接下来的问题,应该取一个函数的地址触发一个函数的编译?以this example为例:
template <typename T>
void foo(T&& x) { x.func(); }
int main()
{
auto bar = &foo<int>;
}
我测试的所有编译器都失败了,例如:
Request for member
funcinx,which is of non-class typeint
但是,如果我只是定义foo并且不声明它,那么代码编译得很好.有人可以向我提供官方消息来源,了解是否需要获取函数的地址需要编译吗?
解决方法
An expression is potentially evaluated unless it is an unevaluated
operand (Clause 5) or a subexpression thereof. … A non-overloaded
function whose name appears as a potentially-evaluated expression or a
member of a set of candidate functions,if selected by overload
resolution when referred to from a potentially-evaluated expression,
is odr-used,unless it is a pure virtual function and its name is not
explicitly qualified.
然后3.2 / 3:
Every program shall contain exactly one definition of every non-inline
function or variable that is odr-used in that program; no diagnostic
required.
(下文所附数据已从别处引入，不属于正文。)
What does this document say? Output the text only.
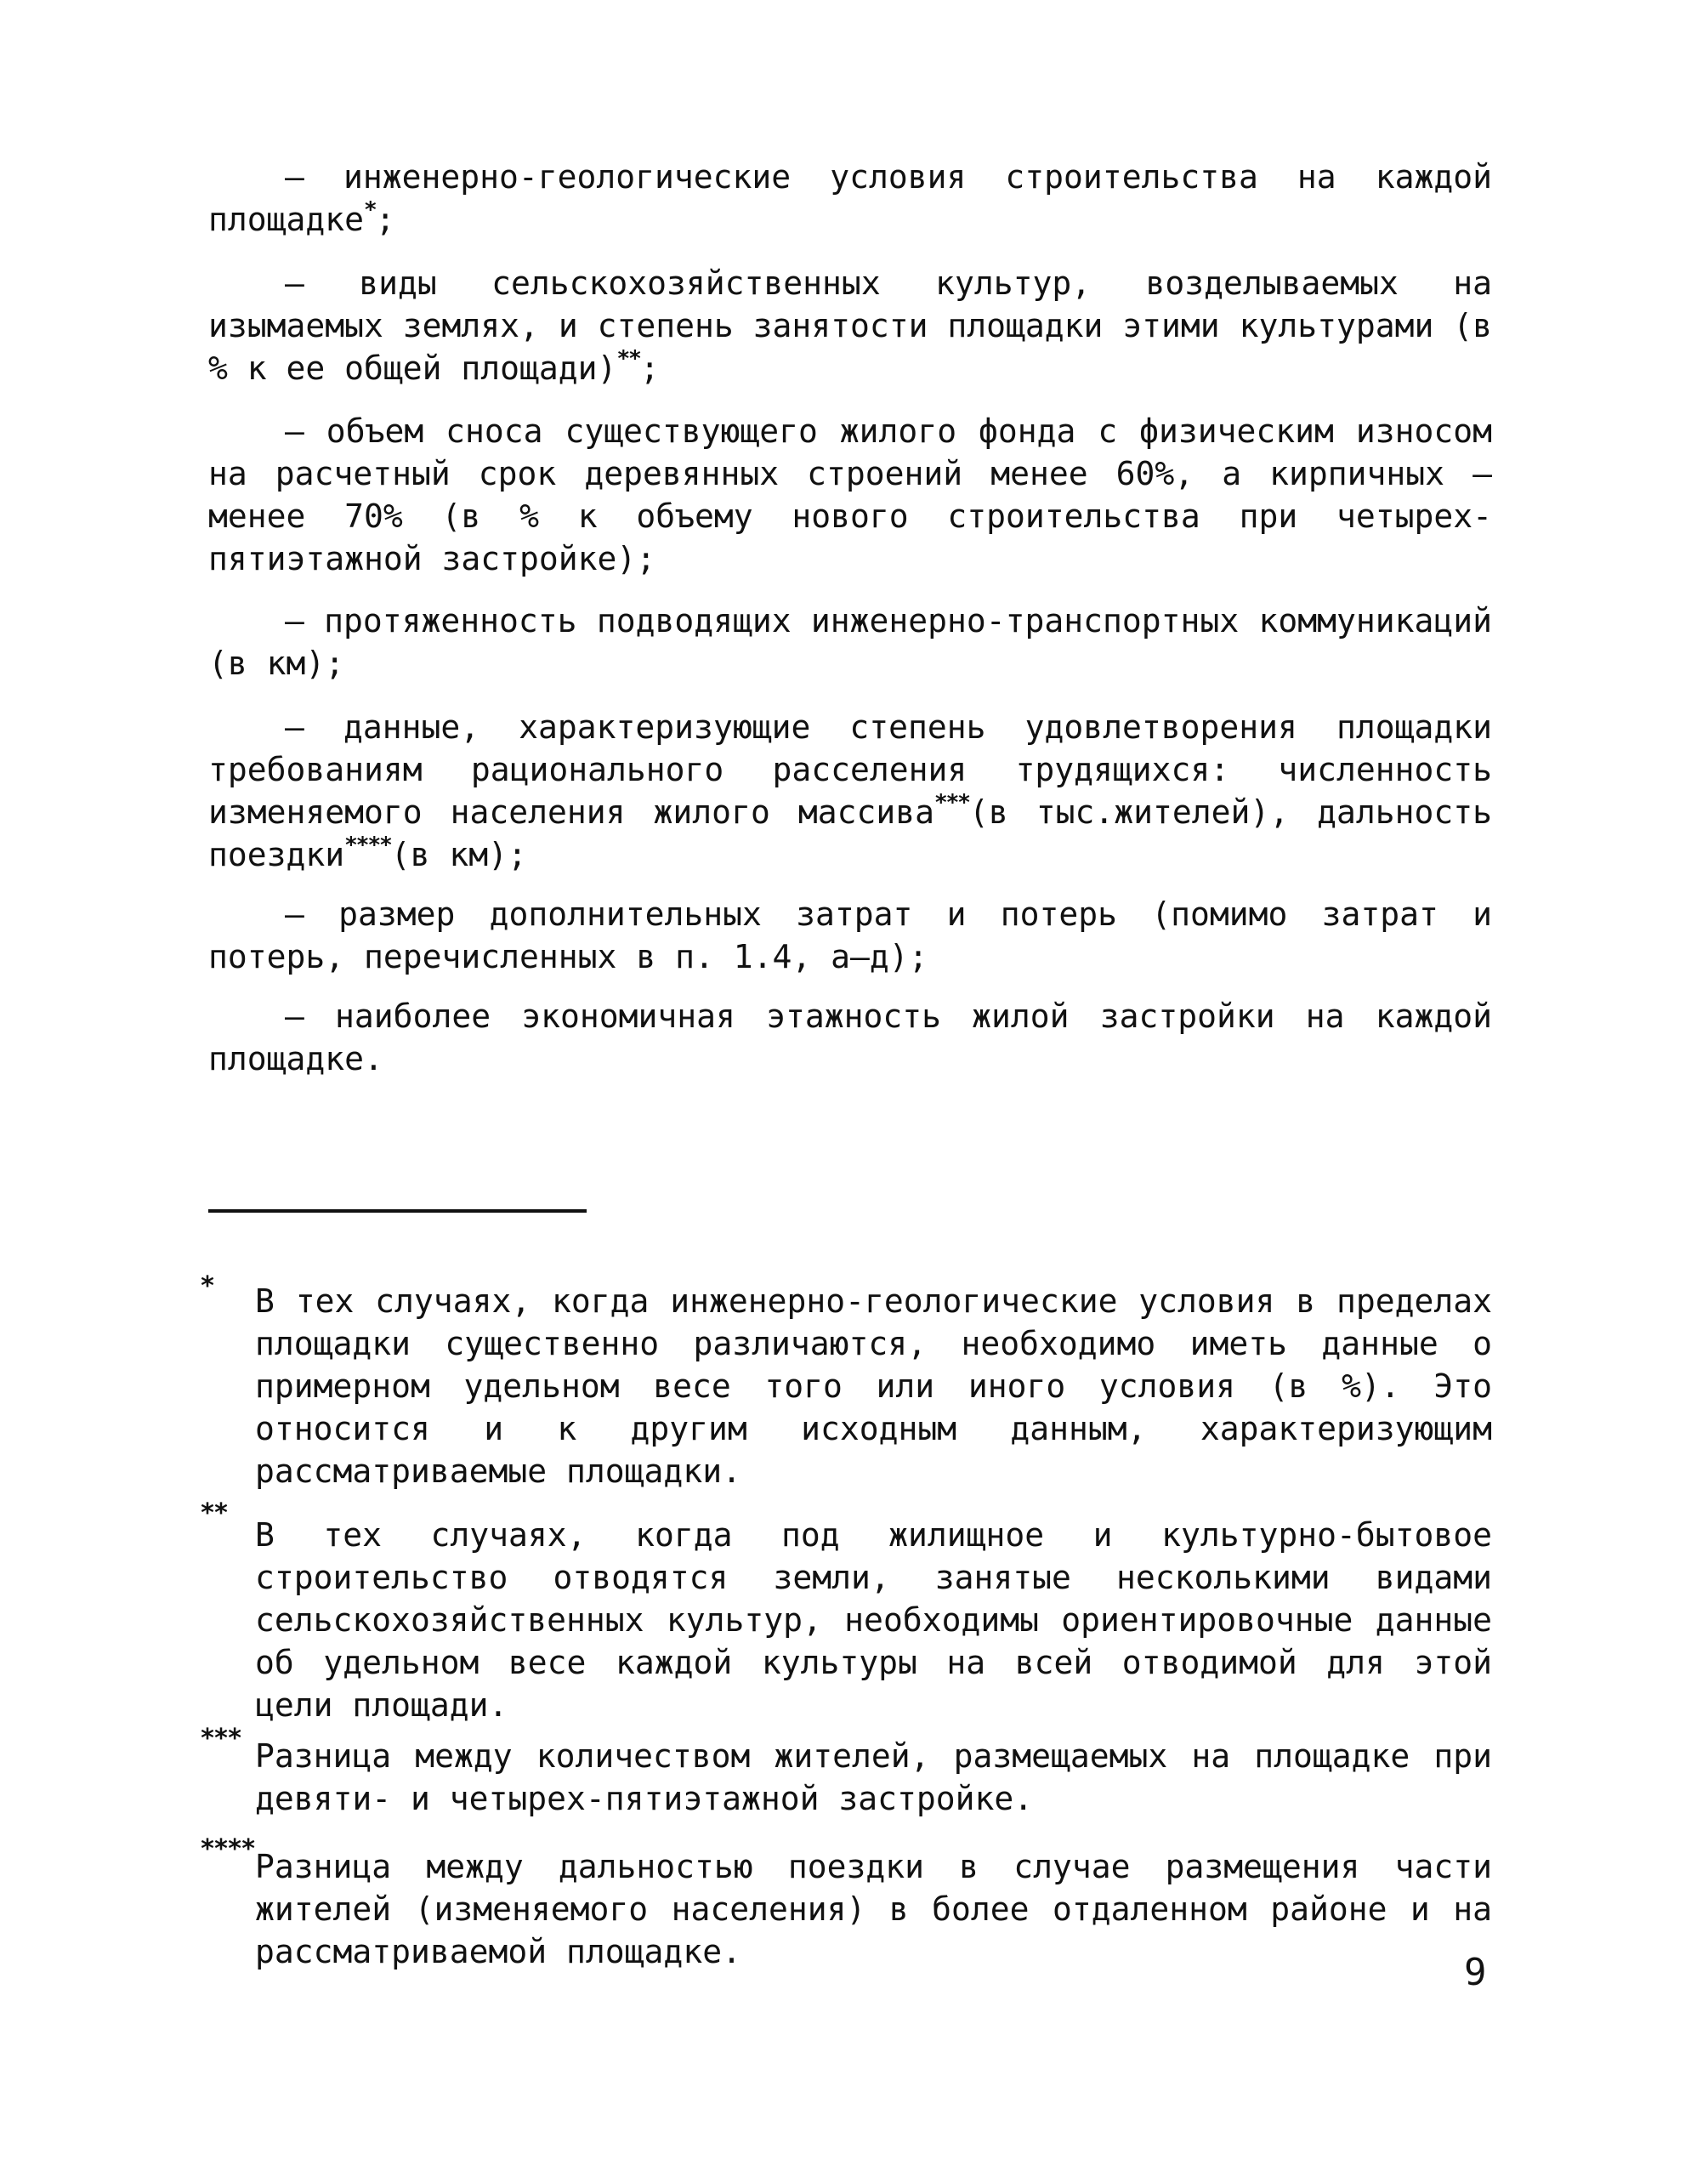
– инженерно-геологические условия строительства на каждой площадке*;

– виды сельскохозяйственных культур, возделываемых на изымаемых землях, и степень занятости площадки этими культурами (в % к ее общей площади)**;

– объем сноса существующего жилого фонда с физическим износом на расчетный срок деревянных строений менее 60%, а кирпичных – менее 70% (в % к объему нового строительства при четырех-пятиэтажной застройке);

– протяженность подводящих инженерно-транспортных коммуникаций (в км);

– данные, характеризующие степень удовлетворения площадки требованиям рационального расселения трудящихся: численность изменяемого населения жилого массива***(в тыс.жителей), дальность поездки****(в км);

– размер дополнительных затрат и потерь (помимо затрат и потерь, перечисленных в п. 1.4, а–д);

– наиболее экономичная этажность жилой застройки на каждой площадке.

* В тех случаях, когда инженерно-геологические условия в пределах площадки существенно различаются, необходимо иметь данные о примерном удельном весе того или иного условия (в %). Это относится и к другим исходным данным, характеризующим рассматриваемые площадки.

**

В тех случаях, когда под жилищное и культурно-бытовое строительство отводятся земли, занятые несколькими видами сельскохозяйственных культур, необходимы ориентировочные данные об удельном весе каждой культуры на всей отводимой для этой цели площади.

*** Разница между количеством жителей, размещаемых на площадке при девяти- и четырех-пятиэтажной застройке.

**** Разница между дальностью поездки в случае размещения части жителей (изменяемого населения) в более отдаленном районе и на рассматриваемой площадке.	9
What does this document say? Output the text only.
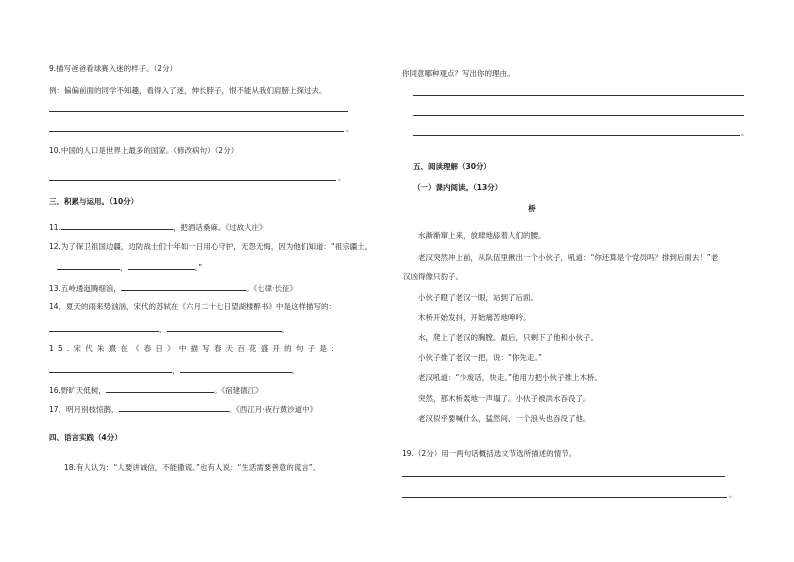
9.描写爸爸看球赛入迷的样子。（2分）
例：偏偏前面的同学不知趣，看得入了迷，伸长脖子，恨不能从我们肩膀上探过去。
。
10.中国的人口是世界上最多的国家。（修改病句）（2分）
。
三、积累与运用。（10分）
11.	，把酒话桑麻。《过故人庄》
12.为了保卫祖国边疆，边防战士们十年如一日用心守护，无怨无悔，因为他们知道：“祖宗疆土，
，	。”
13.五岭逶迤腾细浪，	。《七律·长征》
14．夏天的雨来势汹汹，宋代的苏轼在《六月二十七日望湖楼醉书》中是这样描写的：
，	。
15.宋代朱熹在《春日》中描写春天百花盛开的句子是：
，	。
16.野旷天低树，	。《宿建德江》
17．明月别枝惊鹊，	。《西江月·夜行黄沙道中》
四、语言实践（4分）
18.有人认为：“人要讲诚信，不能撒谎。”也有人说：“生活需要善意的谎言”。
你同意哪种观点？写出你的理由。
。
五、阅读理解（30分）
（一）课内阅读。（13分）
桥
水渐渐窜上来，放肆地舔着人们的腰。
老汉突然冲上前，从队伍里揪出一个小伙子，吼道：“你还算是个党员吗？排到后面去！”老
汉凶得像只豹子。
小伙子瞪了老汉一眼，站到了后面。
木桥开始发抖，开始痛苦地呻吟。
水，爬上了老汉的胸膛。最后，只剩下了他和小伙子。
小伙子推了老汉一把，说：“你先走。”
老汉吼道：“少废话，快走。”他用力把小伙子推上木桥。
突然，那木桥轰地一声塌了。小伙子被洪水吞没了。
老汉似乎要喊什么，猛然间，一个浪头也吞没了他。
19.（2分）用一两句话概括选文节选所描述的情节。
。
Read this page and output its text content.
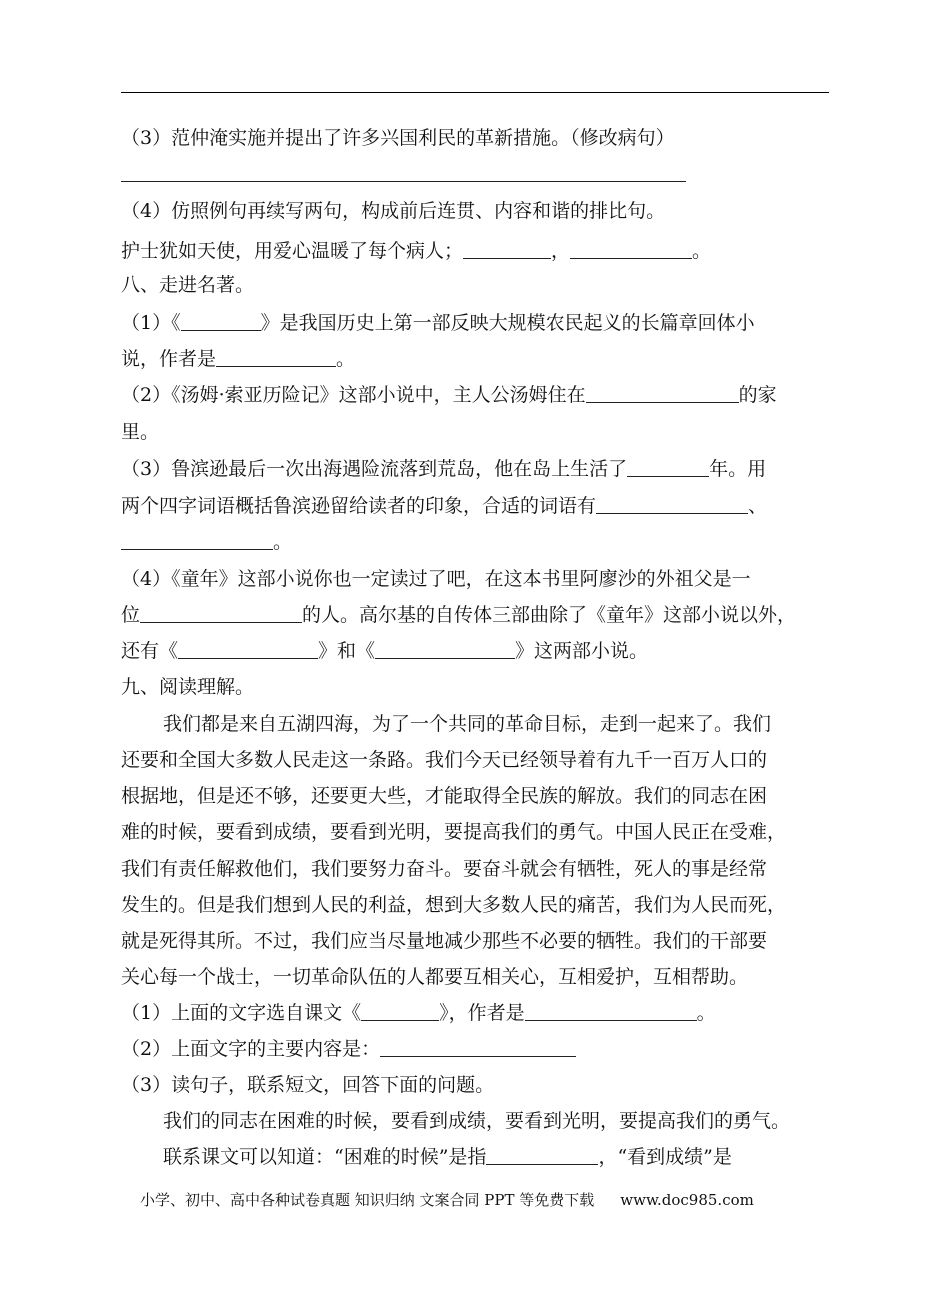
（3）范仲淹实施并提出了许多兴国利民的革新措施。（修改病句）
（4）仿照例句再续写两句，构成前后连贯、内容和谐的排比句。
护士犹如天使，用爱心温暖了每个病人；	，	。
八、走进名著。
（1）《	》是我国历史上第一部反映大规模农民起义的长篇章回体小
说，作者是	。
（2）《汤姆·索亚历险记》这部小说中，主人公汤姆住在	的家
里。
（3）鲁滨逊最后一次出海遇险流落到荒岛，他在岛上生活了	年。用
两个四字词语概括鲁滨逊留给读者的印象，合适的词语有	、
。
（4）《童年》这部小说你也一定读过了吧，在这本书里阿廖沙的外祖父是一
位	的人。高尔基的自传体三部曲除了《童年》这部小说以外，
还有《	》和《	》这两部小说。
九、阅读理解。
我们都是来自五湖四海，为了一个共同的革命目标，走到一起来了。我们
还要和全国大多数人民走这一条路。我们今天已经领导着有九千一百万人口的
根据地，但是还不够，还要更大些，才能取得全民族的解放。我们的同志在困
难的时候，要看到成绩，要看到光明，要提高我们的勇气。中国人民正在受难，
我们有责任解救他们，我们要努力奋斗。要奋斗就会有牺牲，死人的事是经常
发生的。但是我们想到人民的利益，想到大多数人民的痛苦，我们为人民而死，
就是死得其所。不过，我们应当尽量地减少那些不必要的牺牲。我们的干部要
关心每一个战士，一切革命队伍的人都要互相关心，互相爱护，互相帮助。
（1）上面的文字选自课文《	》，作者是	。
（2）上面文字的主要内容是：
（3）读句子，联系短文，回答下面的问题。
我们的同志在困难的时候，要看到成绩，要看到光明，要提高我们的勇气。
联系课文可以知道：“困难的时候”是指	，“看到成绩”是
小学、初中、高中各种试卷真题 知识归纳 文案合同 PPT 等免费下载 www.doc985.com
The definition can appear explicitly in the program,it can
be found in the standard or a user-defined library,or (when
appropriate) it is implicitly defined (see 12.1,12.4 and
12.8). An inline function shall be defined in every translation unit in which it is odr-used.
函数名称绝对不是未评估的操作数(例如sizeof,decltype),它出现在表达式中,因此可能会对其进行评估.然后第二个只需要一个非内联定义,或每个翻译单元中相同的内联定义.